Numerous exceptions to these rules apply. The most important exception is the recognition of an area as a tourist area by the Minister of the Economy, which allows shops to open every Sunday of the year and to remain open past 8pm. All coastal communities benefit from this exception.
Without staff?
Even if one manages to obtain the authorization to open past 8pm or on Sundays, the difficulty will be in getting the shop staffed, since, as a general rule, Belgian employment law forbids the employment of staff on Sundays.
A second recognition of an area as a tourist area, now by the Minister of Employment, resolves this problem, but only partially. Such a recognition only allows for employment of personnel on Sundays in the following periods:
- 1 May to 30 September
- Christmas and Easter holidays
- Thirteen additional Sundays a year, to be chosen freely by the undertakings during the remaining periods of the year.
In the retail sector, another six Sundays can be added for undertakings that are members of a particular industry sector (Paritair Comité 201.00).

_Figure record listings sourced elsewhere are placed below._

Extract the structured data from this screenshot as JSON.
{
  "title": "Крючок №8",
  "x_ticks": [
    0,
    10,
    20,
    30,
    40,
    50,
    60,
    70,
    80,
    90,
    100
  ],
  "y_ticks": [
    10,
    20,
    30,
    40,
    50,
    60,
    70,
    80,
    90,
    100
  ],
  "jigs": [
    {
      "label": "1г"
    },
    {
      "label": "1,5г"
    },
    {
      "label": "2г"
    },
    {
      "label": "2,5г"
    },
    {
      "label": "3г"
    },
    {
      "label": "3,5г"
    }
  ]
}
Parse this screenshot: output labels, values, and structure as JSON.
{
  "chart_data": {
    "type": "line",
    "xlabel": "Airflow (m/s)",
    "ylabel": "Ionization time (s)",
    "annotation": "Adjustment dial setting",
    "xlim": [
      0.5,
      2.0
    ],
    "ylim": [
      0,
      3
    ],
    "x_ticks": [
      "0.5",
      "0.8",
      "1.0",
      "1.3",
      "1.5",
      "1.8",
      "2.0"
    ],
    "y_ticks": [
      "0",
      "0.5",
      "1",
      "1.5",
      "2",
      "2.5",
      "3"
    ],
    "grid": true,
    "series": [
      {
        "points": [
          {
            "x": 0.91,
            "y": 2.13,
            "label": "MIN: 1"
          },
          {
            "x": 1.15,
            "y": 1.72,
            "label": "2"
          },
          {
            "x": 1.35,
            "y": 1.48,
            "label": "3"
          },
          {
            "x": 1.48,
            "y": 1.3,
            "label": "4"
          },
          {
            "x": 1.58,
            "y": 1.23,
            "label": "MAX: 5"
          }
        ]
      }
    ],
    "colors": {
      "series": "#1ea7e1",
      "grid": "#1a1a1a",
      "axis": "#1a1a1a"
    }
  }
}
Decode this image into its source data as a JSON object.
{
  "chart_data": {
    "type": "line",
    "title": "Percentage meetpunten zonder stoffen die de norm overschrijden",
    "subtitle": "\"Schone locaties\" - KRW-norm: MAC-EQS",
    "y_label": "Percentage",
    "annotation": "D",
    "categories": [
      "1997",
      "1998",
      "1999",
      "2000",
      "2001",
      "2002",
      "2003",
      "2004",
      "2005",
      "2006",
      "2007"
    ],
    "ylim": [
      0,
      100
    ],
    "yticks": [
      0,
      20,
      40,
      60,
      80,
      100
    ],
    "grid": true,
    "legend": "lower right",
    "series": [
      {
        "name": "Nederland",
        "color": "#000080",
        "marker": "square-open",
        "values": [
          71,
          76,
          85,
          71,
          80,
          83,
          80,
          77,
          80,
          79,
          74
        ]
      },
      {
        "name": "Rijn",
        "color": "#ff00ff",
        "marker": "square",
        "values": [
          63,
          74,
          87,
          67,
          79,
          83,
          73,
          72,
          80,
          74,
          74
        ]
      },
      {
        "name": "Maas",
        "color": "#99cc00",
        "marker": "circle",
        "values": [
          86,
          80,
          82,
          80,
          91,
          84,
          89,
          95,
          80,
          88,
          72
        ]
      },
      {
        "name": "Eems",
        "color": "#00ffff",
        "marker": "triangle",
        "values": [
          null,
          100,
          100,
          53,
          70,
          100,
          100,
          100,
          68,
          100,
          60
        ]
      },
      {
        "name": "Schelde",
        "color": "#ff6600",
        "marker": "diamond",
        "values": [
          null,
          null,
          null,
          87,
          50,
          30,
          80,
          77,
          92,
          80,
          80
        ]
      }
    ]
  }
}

There is thus a discrepancy between, on the one hand, the possibility for all shops located in tourist areas to be open the whole year (seven days per week) and, on the other hand, the labour law regulations that at best only allow the employment of personnel for 45 Sundays a year. Some indecisive court decisions uphold that the combination of these rules must be assessed per employee, so that the shop can be open on all Sundays, but just not with the same employees working every Sunday.
The proposal of law currently discussed only tackles the issue of the prohibition on opening past 8pm and would thus only benefit independent shopkeepers that do not need employees to operate their business.